An announcement has been made about radical changes in the healthcare system. An unprecedented pilot project in medical practice has been launched in the state of Utah, USA, and this move has already divided the medical community into two camps.
According to Milli.Az, shortly before the introduction of a healthcare-adapted version of ChatGPT, the state of Utah officially approved the updating of prescriptions for 190 types of drugs used for chronic diseases through artificial intelligence. This is considered the first such experiment in the USA.

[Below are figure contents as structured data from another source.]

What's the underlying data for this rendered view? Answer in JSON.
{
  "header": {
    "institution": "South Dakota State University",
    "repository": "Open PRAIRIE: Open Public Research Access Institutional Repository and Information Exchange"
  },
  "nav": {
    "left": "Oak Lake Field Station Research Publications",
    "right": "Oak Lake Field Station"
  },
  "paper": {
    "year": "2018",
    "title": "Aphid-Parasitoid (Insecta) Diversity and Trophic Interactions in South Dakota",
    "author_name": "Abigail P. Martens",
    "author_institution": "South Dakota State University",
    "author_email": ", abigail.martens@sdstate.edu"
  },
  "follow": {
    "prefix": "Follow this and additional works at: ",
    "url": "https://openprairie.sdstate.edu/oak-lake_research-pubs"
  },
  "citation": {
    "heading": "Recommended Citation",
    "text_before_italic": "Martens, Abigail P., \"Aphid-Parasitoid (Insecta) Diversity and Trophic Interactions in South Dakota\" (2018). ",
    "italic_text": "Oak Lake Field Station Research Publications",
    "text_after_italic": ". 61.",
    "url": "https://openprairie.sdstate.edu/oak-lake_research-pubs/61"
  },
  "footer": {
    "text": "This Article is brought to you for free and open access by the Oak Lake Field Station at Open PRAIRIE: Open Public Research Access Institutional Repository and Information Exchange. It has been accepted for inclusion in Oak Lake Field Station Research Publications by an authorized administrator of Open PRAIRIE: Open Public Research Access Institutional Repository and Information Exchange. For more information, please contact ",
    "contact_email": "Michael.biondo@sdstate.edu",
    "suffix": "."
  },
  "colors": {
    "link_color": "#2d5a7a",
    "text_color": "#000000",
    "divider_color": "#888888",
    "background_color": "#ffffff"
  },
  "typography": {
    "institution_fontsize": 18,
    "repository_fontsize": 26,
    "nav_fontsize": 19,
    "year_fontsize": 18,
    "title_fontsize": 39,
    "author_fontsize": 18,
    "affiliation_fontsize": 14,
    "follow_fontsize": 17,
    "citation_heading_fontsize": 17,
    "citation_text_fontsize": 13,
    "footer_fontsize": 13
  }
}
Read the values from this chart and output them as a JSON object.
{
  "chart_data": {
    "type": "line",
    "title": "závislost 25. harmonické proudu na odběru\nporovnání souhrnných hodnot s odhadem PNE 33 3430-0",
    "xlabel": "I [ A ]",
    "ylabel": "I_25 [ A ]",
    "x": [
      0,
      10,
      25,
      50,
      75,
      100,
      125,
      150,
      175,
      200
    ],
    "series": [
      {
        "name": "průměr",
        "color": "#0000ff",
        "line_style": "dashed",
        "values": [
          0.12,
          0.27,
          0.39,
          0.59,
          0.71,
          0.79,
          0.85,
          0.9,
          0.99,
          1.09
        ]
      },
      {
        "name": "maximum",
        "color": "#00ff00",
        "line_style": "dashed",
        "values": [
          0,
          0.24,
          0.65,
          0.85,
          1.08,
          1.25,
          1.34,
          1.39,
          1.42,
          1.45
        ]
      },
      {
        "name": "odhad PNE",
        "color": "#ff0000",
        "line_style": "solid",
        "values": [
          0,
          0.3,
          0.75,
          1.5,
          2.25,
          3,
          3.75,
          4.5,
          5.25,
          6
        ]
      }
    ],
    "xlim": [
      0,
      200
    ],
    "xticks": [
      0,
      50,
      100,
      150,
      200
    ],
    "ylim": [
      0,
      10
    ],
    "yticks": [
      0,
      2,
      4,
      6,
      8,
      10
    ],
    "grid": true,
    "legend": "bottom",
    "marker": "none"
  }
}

The pilot project is being implemented in cooperation with the healthcare technology company "Doctronic." The main goal of the project is to speed up access to healthcare services, reduce medical costs, and ease the workload of already overburdened doctors and healthcare workers.
Currently, a symbolic payment of 4 dollars is required to use the system for prescription updates. In the future, it is planned to include this service in insurance packages or offer it through an annual subscription model. Nevertheless, not all drugs have been included in the system. Strong painkillers with dependency risks and drugs intended for attention deficit hyperactivity disorder (ADHD) have been excluded from this list.
According to the company's statement, prescription decisions made by artificial intelligence show 99.2 percent agreement with real doctor decisions. Despite this high indicator, specialists recall that even the smallest mistake in medicine can lead to serious consequences, thus requiring a cautious approach.
Risks and ethical questions
Although the application of artificial intelligence in healthcare is not new, its authority to write prescriptions, which is vitally important, raises serious debates. According to current statistics, about 46 percent of nurses in the USA already use artificial intelligence tools in their daily or weekly work.
However, experts warn that such systems may sometimes:
overlook dangerous interactions between drugs,
fail to properly evaluate critical changes in a patient’s condition.
Moreover, several scientific studies show that medical artificial intelligence tools underrate women's complaints and can produce biased results related to race and ethnicity. Specifically, the lower risk assessments by algorithms for Black patients can hinder timely and adequate medical care for them.
From a legal standpoint, the matter is more complicated. Although medical practice rules are mainly under state jurisdiction in the USA, the regulation of AI-based medical systems is under the supervision of the Federal Food and Drug Administration (FDA).
If this pilot project in Utah proves successful, it is expected to be implemented soon in other states such as Texas, Arizona, and Missouri.